Tony’s death and sword return to Japan
The Japanese army at Mili demobilized and the soldiers were repatriated, but Captain Shiga was sent to Majuro and charged with the crime of killing five American crew members who were captured in the ocean after trying to escape from their fallen plane. He was a graduate of Naval Academy in Etajima in Hiroshima, not far from where Tony grew up. Covering for his men, Shiga said, “I gave them an order. All responsibility lies in me, none in them.” And he killed himself like a samurai. Tony was heartbroken as he translated the captain’s words in the trial. At their last farewell, Shiga gave his most treasured sword to Tony, telling him to keep it.
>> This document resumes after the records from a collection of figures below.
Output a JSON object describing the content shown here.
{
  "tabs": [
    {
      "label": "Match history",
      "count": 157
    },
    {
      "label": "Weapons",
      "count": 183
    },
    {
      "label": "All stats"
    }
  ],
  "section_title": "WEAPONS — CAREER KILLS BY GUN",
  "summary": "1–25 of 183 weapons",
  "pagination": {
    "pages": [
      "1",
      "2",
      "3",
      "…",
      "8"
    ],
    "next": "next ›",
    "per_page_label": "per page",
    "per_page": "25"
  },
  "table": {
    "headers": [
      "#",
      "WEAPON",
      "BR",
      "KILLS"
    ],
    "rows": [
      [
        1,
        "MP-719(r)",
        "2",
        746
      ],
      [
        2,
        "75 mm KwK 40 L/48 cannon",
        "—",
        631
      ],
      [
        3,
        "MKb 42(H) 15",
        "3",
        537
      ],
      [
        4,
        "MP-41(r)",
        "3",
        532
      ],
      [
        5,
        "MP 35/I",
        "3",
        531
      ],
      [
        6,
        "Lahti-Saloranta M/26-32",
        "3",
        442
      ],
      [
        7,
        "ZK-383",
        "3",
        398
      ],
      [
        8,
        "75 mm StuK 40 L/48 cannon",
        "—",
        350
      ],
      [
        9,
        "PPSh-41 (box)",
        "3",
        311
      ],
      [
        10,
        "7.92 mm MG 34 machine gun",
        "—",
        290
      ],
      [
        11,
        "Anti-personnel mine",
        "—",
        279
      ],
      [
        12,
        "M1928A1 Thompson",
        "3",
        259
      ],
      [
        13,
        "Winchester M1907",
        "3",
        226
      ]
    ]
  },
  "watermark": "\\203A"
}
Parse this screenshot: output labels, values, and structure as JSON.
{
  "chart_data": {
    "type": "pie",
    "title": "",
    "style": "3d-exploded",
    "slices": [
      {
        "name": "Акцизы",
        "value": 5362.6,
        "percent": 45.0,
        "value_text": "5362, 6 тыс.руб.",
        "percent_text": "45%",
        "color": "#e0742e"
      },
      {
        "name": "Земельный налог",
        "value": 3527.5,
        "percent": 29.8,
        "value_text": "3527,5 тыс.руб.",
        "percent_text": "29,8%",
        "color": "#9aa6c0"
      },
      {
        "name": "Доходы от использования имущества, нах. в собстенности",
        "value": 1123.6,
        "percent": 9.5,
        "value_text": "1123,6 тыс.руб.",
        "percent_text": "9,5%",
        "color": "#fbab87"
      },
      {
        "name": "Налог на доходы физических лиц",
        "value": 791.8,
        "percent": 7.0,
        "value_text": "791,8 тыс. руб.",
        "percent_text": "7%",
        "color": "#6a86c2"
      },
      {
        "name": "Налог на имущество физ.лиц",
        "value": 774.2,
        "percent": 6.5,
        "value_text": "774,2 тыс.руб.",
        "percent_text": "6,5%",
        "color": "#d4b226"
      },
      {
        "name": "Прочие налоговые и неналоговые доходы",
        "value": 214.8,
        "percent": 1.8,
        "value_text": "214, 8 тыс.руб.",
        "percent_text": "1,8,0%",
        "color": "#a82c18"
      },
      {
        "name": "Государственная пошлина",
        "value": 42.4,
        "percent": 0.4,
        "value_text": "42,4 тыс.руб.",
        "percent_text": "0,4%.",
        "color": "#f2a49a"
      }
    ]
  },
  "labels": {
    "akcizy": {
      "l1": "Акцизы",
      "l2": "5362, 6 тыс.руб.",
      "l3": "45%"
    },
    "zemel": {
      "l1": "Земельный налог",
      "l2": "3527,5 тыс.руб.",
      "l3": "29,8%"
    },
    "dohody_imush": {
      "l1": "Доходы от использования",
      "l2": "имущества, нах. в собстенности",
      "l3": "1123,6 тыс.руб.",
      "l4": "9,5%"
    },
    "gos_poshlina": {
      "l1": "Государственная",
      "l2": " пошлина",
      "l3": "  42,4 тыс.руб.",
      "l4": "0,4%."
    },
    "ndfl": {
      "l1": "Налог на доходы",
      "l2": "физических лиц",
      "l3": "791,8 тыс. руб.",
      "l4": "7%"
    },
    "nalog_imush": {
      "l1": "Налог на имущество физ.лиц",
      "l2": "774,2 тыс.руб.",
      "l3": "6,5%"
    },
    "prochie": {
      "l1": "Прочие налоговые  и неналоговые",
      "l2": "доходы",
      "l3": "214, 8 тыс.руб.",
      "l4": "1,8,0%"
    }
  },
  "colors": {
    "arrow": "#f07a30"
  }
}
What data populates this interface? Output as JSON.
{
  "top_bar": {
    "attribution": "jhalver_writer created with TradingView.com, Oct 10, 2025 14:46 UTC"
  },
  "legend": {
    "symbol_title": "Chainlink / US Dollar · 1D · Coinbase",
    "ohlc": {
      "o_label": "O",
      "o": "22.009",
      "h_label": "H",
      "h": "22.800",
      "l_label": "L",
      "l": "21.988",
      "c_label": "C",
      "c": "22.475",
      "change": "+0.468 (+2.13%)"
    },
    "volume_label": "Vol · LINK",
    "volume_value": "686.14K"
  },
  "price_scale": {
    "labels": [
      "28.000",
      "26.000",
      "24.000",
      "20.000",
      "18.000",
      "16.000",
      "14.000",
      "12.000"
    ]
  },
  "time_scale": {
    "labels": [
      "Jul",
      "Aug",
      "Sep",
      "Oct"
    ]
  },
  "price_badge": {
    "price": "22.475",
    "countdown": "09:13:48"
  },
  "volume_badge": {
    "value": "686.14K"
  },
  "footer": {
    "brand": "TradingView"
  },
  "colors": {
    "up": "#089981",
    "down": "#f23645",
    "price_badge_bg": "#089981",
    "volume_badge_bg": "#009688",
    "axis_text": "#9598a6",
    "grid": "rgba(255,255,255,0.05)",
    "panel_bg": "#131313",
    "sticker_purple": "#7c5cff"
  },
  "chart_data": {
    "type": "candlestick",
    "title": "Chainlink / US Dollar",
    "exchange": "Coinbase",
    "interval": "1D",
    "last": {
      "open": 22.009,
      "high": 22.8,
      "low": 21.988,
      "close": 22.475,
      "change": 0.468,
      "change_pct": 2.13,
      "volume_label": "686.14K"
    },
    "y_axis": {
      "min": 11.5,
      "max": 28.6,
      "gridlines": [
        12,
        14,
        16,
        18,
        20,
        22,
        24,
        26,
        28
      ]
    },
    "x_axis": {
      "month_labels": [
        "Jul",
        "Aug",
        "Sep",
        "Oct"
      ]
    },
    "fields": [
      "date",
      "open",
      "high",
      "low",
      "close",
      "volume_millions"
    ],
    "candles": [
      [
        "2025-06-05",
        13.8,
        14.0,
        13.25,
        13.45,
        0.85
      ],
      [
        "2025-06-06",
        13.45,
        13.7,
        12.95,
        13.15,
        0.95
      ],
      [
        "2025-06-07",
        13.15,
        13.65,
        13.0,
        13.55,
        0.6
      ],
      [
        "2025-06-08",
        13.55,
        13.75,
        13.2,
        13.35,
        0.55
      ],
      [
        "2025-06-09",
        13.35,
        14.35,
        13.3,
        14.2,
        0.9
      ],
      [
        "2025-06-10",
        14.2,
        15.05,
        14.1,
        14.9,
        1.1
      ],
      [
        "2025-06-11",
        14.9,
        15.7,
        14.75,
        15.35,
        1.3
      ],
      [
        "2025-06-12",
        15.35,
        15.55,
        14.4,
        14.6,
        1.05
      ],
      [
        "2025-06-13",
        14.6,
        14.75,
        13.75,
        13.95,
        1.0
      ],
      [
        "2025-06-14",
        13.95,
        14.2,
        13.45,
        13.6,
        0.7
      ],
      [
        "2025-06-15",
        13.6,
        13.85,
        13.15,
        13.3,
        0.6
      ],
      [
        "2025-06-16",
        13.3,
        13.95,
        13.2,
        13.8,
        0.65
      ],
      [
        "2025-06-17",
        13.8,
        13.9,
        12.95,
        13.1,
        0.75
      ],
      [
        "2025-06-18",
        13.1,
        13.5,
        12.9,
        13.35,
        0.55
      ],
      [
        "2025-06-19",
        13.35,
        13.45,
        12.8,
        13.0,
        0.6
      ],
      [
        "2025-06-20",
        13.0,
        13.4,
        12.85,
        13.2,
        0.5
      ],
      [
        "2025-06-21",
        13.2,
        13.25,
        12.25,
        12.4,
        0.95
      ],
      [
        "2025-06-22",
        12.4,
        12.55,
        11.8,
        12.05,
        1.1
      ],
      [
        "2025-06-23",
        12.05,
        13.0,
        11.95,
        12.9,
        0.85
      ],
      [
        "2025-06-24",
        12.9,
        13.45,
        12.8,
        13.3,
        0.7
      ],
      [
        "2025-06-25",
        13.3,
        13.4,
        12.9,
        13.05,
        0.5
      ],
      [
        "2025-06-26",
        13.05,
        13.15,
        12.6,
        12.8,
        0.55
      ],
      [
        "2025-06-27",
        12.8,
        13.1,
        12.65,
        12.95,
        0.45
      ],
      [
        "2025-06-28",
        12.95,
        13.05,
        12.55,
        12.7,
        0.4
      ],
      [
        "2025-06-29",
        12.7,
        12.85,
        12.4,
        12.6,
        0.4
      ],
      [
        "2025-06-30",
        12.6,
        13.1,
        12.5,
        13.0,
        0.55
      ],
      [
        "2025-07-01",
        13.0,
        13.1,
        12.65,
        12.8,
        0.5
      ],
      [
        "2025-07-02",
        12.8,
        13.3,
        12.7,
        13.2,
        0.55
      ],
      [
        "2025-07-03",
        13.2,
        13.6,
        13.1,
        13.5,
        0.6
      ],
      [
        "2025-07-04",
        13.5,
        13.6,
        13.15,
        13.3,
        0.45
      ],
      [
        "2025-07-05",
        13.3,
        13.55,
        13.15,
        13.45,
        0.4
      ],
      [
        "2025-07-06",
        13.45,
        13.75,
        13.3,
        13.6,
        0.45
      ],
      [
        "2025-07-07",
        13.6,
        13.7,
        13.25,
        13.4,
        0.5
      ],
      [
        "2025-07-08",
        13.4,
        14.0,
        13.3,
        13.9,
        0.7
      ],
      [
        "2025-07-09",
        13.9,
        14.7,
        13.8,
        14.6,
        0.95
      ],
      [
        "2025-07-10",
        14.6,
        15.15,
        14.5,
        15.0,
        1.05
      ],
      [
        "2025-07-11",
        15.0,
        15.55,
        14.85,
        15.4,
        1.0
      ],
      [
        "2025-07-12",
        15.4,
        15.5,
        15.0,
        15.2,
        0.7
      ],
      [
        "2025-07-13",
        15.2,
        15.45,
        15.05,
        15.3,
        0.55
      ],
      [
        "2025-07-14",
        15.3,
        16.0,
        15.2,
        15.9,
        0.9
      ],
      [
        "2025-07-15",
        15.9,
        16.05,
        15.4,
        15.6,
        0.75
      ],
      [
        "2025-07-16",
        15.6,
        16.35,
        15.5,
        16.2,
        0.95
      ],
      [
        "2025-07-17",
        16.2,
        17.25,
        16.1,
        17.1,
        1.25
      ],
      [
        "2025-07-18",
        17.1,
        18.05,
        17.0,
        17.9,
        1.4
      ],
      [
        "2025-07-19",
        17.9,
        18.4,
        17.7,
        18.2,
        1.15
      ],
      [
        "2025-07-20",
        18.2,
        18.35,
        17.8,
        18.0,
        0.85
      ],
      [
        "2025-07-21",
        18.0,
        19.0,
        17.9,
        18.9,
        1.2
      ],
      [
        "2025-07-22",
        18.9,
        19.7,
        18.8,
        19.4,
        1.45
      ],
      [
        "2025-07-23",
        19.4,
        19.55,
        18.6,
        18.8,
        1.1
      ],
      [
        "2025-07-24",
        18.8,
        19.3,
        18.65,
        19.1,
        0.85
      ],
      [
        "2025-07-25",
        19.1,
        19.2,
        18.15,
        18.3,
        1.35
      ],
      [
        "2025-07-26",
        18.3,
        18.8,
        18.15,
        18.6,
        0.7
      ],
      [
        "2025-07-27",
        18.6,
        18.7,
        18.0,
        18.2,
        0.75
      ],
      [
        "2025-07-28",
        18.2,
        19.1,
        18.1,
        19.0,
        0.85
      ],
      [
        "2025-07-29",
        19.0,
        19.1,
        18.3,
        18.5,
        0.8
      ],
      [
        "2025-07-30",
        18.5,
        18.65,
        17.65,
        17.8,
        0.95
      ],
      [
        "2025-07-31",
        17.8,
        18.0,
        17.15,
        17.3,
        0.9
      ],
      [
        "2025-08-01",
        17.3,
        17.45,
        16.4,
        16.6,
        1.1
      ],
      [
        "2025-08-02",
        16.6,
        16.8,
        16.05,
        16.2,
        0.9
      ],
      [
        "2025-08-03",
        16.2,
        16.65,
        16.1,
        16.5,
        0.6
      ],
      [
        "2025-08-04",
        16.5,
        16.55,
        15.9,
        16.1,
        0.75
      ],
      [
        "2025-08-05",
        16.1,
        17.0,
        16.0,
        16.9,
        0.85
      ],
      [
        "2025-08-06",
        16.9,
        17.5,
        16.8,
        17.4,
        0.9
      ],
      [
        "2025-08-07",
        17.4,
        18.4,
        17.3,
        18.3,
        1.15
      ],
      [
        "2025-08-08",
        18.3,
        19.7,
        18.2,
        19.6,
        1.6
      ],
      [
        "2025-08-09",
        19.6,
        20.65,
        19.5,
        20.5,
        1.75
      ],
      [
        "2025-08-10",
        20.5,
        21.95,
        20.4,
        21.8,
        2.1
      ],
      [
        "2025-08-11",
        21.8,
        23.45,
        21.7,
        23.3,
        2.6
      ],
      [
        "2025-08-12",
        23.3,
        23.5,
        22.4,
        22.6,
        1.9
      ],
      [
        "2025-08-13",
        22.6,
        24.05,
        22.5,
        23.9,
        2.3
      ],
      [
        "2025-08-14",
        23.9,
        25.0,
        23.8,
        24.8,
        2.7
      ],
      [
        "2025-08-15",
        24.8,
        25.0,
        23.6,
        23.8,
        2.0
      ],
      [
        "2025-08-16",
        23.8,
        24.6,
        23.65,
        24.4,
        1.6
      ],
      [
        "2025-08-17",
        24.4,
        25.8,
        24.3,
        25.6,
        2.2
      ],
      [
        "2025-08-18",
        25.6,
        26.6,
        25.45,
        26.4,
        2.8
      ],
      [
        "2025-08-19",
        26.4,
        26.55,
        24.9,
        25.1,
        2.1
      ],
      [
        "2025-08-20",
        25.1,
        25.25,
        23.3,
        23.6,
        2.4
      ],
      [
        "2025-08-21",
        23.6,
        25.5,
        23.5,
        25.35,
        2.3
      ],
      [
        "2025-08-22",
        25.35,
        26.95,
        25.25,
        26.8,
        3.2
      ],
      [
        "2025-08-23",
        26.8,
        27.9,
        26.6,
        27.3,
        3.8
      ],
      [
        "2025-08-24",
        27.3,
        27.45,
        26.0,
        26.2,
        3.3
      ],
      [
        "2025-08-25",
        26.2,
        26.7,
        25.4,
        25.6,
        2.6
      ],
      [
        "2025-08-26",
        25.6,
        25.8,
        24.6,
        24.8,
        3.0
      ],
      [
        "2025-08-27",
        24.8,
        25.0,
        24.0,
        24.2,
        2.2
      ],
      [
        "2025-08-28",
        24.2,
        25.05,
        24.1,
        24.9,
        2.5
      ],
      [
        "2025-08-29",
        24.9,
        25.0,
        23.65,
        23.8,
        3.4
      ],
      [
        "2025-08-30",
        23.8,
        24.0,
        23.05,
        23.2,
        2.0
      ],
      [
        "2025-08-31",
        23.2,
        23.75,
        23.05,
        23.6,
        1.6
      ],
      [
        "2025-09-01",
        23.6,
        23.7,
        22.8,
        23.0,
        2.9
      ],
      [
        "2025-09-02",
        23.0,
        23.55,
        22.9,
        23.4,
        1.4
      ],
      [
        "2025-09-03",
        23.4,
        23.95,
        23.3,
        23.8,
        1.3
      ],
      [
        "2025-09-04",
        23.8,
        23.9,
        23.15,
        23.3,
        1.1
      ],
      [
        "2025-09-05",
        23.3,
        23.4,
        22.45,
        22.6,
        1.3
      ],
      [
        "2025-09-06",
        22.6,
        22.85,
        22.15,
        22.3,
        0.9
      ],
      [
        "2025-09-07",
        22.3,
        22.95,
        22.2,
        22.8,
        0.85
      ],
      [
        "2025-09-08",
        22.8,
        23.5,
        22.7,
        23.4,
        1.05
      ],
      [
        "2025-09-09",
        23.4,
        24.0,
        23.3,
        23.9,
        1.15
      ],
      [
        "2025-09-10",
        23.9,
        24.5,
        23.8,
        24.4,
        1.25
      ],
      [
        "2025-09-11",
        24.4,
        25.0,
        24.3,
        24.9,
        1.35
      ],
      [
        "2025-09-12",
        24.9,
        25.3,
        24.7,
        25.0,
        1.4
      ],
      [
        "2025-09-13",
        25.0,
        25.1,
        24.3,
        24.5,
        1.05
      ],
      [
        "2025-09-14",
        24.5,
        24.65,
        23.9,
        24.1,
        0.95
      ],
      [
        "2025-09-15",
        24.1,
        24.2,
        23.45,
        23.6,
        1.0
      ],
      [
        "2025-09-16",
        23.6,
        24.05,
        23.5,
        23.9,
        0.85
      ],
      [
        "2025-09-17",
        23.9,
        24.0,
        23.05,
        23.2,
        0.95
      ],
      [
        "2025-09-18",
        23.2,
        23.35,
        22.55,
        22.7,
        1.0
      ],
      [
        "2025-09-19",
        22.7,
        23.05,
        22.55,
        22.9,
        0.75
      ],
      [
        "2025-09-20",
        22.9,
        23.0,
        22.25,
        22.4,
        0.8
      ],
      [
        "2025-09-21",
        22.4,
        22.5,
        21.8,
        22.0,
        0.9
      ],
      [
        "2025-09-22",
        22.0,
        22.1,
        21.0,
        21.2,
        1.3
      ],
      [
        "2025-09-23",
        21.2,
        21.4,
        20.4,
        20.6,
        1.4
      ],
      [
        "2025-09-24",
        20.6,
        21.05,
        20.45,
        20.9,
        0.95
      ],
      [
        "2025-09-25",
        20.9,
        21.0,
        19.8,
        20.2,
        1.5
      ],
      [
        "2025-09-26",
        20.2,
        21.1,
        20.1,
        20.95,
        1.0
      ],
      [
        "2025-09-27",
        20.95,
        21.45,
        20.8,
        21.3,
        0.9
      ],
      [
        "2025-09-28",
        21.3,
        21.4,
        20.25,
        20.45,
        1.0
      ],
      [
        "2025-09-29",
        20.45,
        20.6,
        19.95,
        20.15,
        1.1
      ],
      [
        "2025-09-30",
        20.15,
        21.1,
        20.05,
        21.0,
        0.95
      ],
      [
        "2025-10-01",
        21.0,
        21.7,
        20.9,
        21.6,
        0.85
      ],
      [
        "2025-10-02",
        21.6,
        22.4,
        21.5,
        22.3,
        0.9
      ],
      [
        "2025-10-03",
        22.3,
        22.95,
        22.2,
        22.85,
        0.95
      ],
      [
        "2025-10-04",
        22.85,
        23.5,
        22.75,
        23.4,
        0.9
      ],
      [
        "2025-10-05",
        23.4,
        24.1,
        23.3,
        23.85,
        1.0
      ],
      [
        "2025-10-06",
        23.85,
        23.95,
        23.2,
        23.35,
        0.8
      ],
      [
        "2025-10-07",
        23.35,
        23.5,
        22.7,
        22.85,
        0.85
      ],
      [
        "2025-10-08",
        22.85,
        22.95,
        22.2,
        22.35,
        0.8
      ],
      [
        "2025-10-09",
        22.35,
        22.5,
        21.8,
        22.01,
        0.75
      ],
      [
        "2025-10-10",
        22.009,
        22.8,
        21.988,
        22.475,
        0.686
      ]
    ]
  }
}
Thanks to his actions, the eleven subordinates who had undergone questioning along with him were able to return to Japan without further problems.
After being discharged from the army in January 1946, Tony married a Nisei woman Sueno (English name Jessie) and moved to Hawaii. He treasured the sword that Captain Shiga had given him and kept it at home. Tony felt a deep connection to Shiga, who had not only listened to his request for disarmament but covered up his subordinates’ action. Unfortunately, after the war ended Tony was struck with illness, and he passed away in June 1948, one month before his 33rd birthday, leaving his wife and nine-month-old daughter Shirley behind.
Before he died, Tony told his father that he wanted Shiga’s sword returned to his family. As swords are said to house a warrior’s soul, Tony’s father, Yozo, agreed with this request and after a long time spent searching for Shiga’s family, he arrived in Japan to return the sword to them. At the time, Shiga’s wife, Nobu, was working as a counselor at Wakayama Youth Authority and mother of five children. Yozo met Nobu and her middle-school-student son, Masanobu, at JTB (Japan Travel Bureau) Osaka head office and passed the sword on to Nobu, who gripped onto this memento of her husband tightly as it was finally returned to her.
This past October my aunt in Hillsboro, Oregon, passed away, and I attended the funeral at the Portland Buddhist Temple. After the funeral I unexpectedly ran into the second son of Hiroshi, Tony’s older brother. It was our first meeting, but when I asked him to tell me about his uncle, the first words out of his mouth were “He is a hero.” Hearing the same thing from him as from his father 50 years ago, my heart was filled yet again with the thought that Tony was indeed an amazing person. “My aunt died but Tony’s daughter is in Denver,” Hiroshi’s son said and gave me her name and telephone number. Someday, I hope that I am able to meet her.
This is a past and present story of an incident that happened 65 years ago in the summer of 1945 on a little island in the Pacific.